Это сразу почувствовалось на ближайшем же губернаторском журфиксе[1].
В комнатах губернаторской квартиры царила обычная какая-то зловещая тишина. В полусвете абажуров гостиных, кабинета тонули мебель, ковры, картины. Проходили беззвучно все те же знакомые фигуры; торопливо, но бесшумно проносили лакеи подносы с печеньями, чаем, фруктами; из игральной методично и сонно неслось: «пики», «пас», «трефы», а в большой гостиной на первый взгляд казалось, что и хозяйка и все ее гости спали.

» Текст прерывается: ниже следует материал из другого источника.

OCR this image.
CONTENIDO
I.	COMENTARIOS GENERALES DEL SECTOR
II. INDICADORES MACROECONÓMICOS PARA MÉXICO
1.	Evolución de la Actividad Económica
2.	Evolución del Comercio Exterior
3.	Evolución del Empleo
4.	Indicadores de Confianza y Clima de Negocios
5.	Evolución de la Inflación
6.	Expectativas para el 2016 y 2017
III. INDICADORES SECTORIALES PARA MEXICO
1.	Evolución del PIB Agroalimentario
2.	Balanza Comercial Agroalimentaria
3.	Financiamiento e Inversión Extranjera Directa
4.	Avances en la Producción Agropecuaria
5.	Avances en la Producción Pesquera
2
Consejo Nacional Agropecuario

И если не заснули, то только потому, что появилась Дарья Ивановна Просова, жена одного видного деятеля.
Сам Просов пользовался большим уважением, и из-за него и супруге его прощали ее невоспитанность и эксцентричность.
Говорили:
– Человек таких способностей, такого образования, и вся карьера разбита этой ужасной женитьбой.
Все несчастье Дарьи Ивановны заключалось в том, что она хотела во что бы то ни стало казаться дамой большого света. Она не знала, например, французского языка, но постоянно вставляла в свою речь французские словечки, перевирая их смысл и произношение. Отсутствие манер, знание этикета она возмещала развязностью.
Дарья Ивановна вошла быстро, энергично и так твердо, что, несмотря на мягкие ковры, слышался топот ее шагов, а шелковая юбка ее так шуршала, как будто их было десять на ней. Она сразу огорошила:
– Какой фурор, – я, кажется, последняя приехала.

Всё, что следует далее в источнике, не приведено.